No food but power and internet access? Maybe there was a blizzard on the way? I made a mental note to get Rudy to try to pull up a local news blog or something on the way back to the techno-hub.
I huffed out a sigh and studied t
he way my breath swirled into the rapidly chilling air in front of my nose. Beyond it, the crowd of people had begun to slow, their postures hunched against growing chill in the air as our reality slipped into a foreign one. There was something about the way the purple rippled through the air that I recognized. It was the same reality that had formed the shallowing at the plaza, or one so similar it wouldn't matter. That ripple pattern was a sort of fingerprint for the reality. I wondered if I could recognize it and find this plane while I was helping a magus form a spell.
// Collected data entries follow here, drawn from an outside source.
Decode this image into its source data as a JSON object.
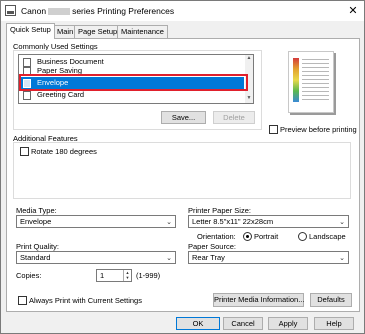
{
  "window": {
    "title_prefix": "Canon",
    "title_suffix": "series Printing Preferences",
    "close_label": "✕"
  },
  "tabs": [
    "Quick Setup",
    "Main",
    "Page Setup",
    "Maintenance"
  ],
  "common": {
    "label": "Commonly Used Settings",
    "items": [
      "Business Document",
      "Paper Saving",
      "Envelope",
      "Greeting Card"
    ],
    "selected_index": 2,
    "save_label": "Save...",
    "delete_label": "Delete"
  },
  "preview": {
    "checkbox_label": "Preview before printing"
  },
  "additional": {
    "label": "Additional Features",
    "rotate_label": "Rotate 180 degrees"
  },
  "media": {
    "label": "Media Type:",
    "value": "Envelope"
  },
  "paper_size": {
    "label": "Printer Paper Size:",
    "value": "Letter 8.5\"x11\" 22x28cm",
    "orientation_label": "Orientation:",
    "portrait": "Portrait",
    "landscape": "Landscape"
  },
  "quality": {
    "label": "Print Quality:",
    "value": "Standard"
  },
  "source": {
    "label": "Paper Source:",
    "value": "Rear Tray"
  },
  "copies": {
    "label": "Copies:",
    "value": "1",
    "range": "(1-999)"
  },
  "always_print_label": "Always Print with Current Settings",
  "media_info_label": "Printer Media Information...",
  "defaults_label": "Defaults",
  "footer": {
    "ok": "OK",
    "cancel": "Cancel",
    "apply": "Apply",
    "help": "Help"
  },
  "colors": {
    "selection": "#0078d7",
    "highlight_frame": "#e0202c"
  }
}
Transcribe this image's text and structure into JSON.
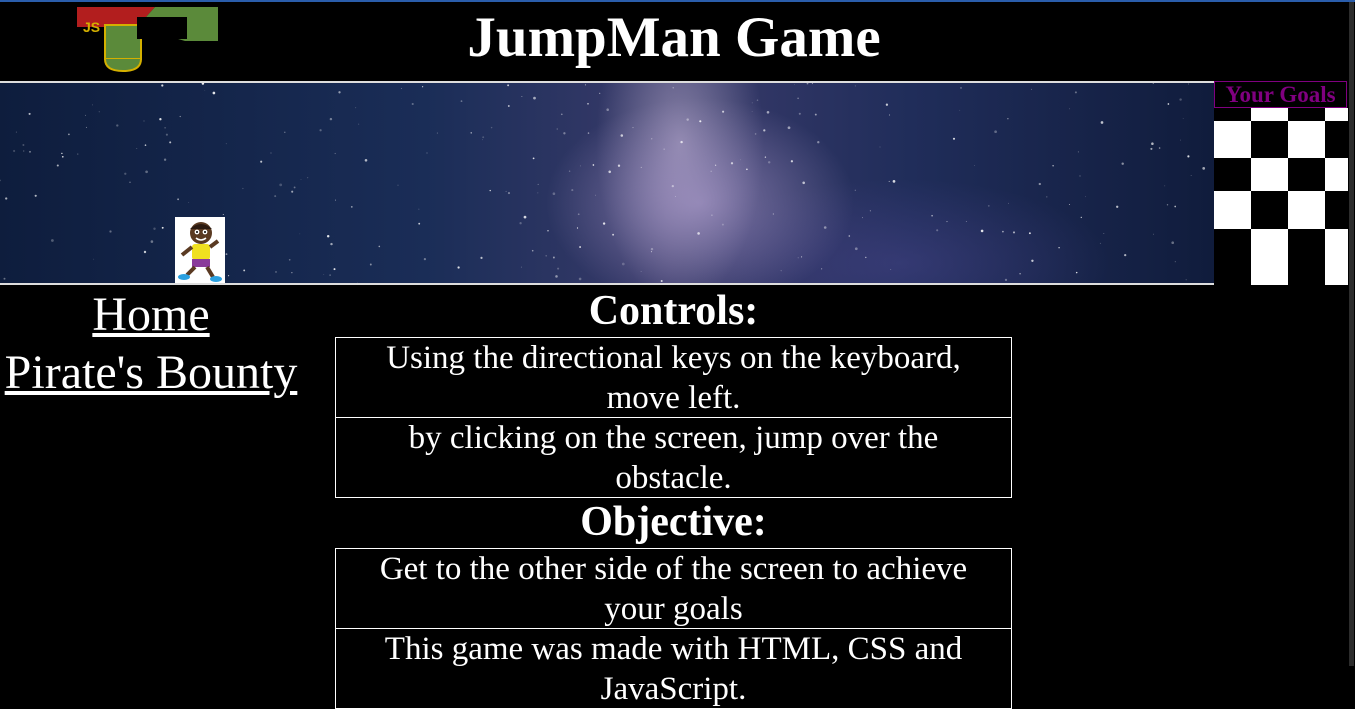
{
  "header": {
    "title": "JumpMan Game"
  },
  "logo": {
    "icon": "js-logo-icon",
    "text": "JS"
  },
  "goals": {
    "label": "Your Goals",
    "label_color": "#800080"
  },
  "nav": {
    "links": [
      {
        "label": "Home"
      },
      {
        "label": "Pirate's Bounty"
      }
    ]
  },
  "controls": {
    "title": "Controls:",
    "items": [
      "Using the directional keys on the keyboard, move left.",
      "by clicking on the screen, jump over the obstacle."
    ]
  },
  "objective": {
    "title": "Objective:",
    "items": [
      "Get to the other side of the screen to achieve your goals",
      "This game was made with HTML, CSS and JavaScript."
    ]
  },
  "colors": {
    "background": "#000000",
    "text": "#ffffff",
    "accent": "#800080",
    "top_border": "#2a5dab"
  }
}
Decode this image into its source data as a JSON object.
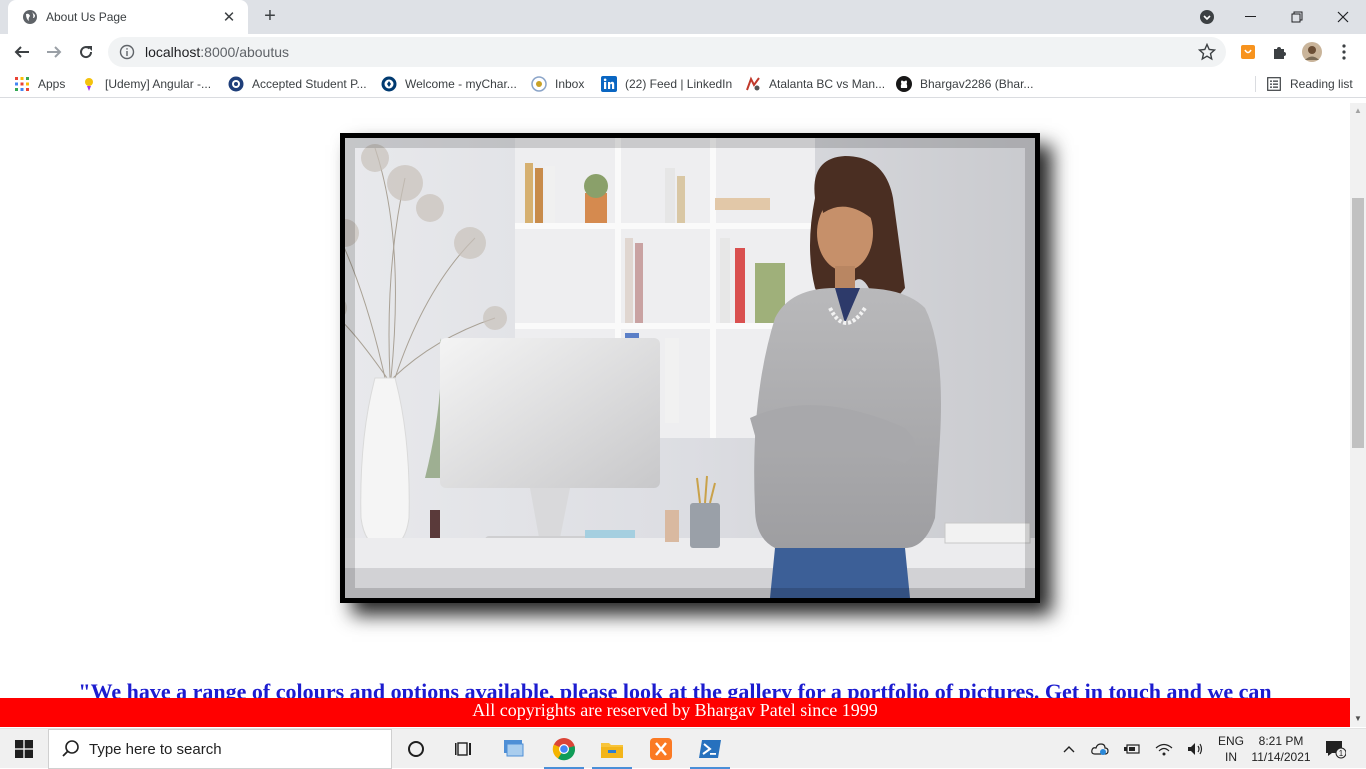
{
  "browser": {
    "tab_title": "About Us Page",
    "url_host": "localhost",
    "url_path": ":8000/aboutus",
    "bookmarks": [
      {
        "label": "Apps",
        "icon": "apps-grid-icon"
      },
      {
        "label": "[Udemy] Angular -...",
        "icon": "udemy-icon"
      },
      {
        "label": "Accepted Student P...",
        "icon": "university-seal-icon"
      },
      {
        "label": "Welcome - myChar...",
        "icon": "charlotte-icon"
      },
      {
        "label": "Inbox",
        "icon": "mail-icon"
      },
      {
        "label": "(22) Feed | LinkedIn",
        "icon": "linkedin-icon"
      },
      {
        "label": "Atalanta BC vs Man...",
        "icon": "football-icon"
      },
      {
        "label": "Bhargav2286 (Bhar...",
        "icon": "github-icon"
      }
    ],
    "reading_list": "Reading list"
  },
  "page": {
    "quote": "\"We have a range of colours and options available, please look at the gallery for a portfolio of pictures. Get in touch and we can",
    "footer": "All copyrights are reserved by Bhargav Patel since 1999",
    "photo_alt": "Woman standing in an office with arms crossed"
  },
  "taskbar": {
    "search_placeholder": "Type here to search",
    "lang_line1": "ENG",
    "lang_line2": "IN",
    "time": "8:21 PM",
    "date": "11/14/2021",
    "notification_count": "1"
  },
  "colors": {
    "quote": "#1c1ccf",
    "footer_bg": "#ff0000",
    "footer_text": "#ffffff"
  }
}
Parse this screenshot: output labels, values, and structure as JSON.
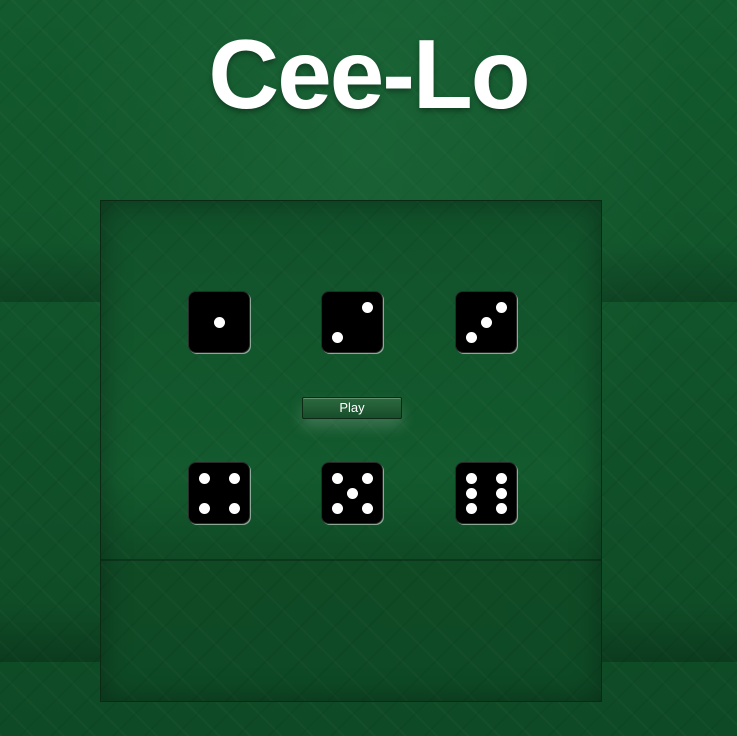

Jagged ice crystals erupted first out of the freezers and then spread into the aisles. The reality seemed to know this would be a temporary stay and didn't aggressively pursue the shivering shoppers. Still, there was no escape for them. The store filled with the sounds of crackling spring ice as the people surrounding us froze solid. Ice crystals stabbed out of a cashier's tear ducts, the telltale white glimmer of tass forming on its tips, as if pushing out toward us in an offering.
I could feel the presence of three minds crowding around my vision.
"It’s in the tears!" Richard exclaimed, and he took an aggressive step toward the registers. His foot skidded forward out ahead him, the smart looking leather shoe offering no traction on the slick ice that held onto every surface in the front of the store. Giving an unwizardly "Yiiii!" while his arms spun out at his side, Richard toppled.
"I believe that's called a technical difficulty?" I glided over to him on my much more stable four paws.
"Well, in hockey, I think they a call that an error," Rudy quipped.
"Just help me up. We don't have much time. Tom, get the tass," Richard grumbled as he hauled himself back on to his feet using my scruff as leverage.
Tom was far more careful than Richard, or at least behaved like someone who'd actually been on a sheet of ice before. He shuffled over to the cashier and plucked out the ice crystals from the corner of her eyes.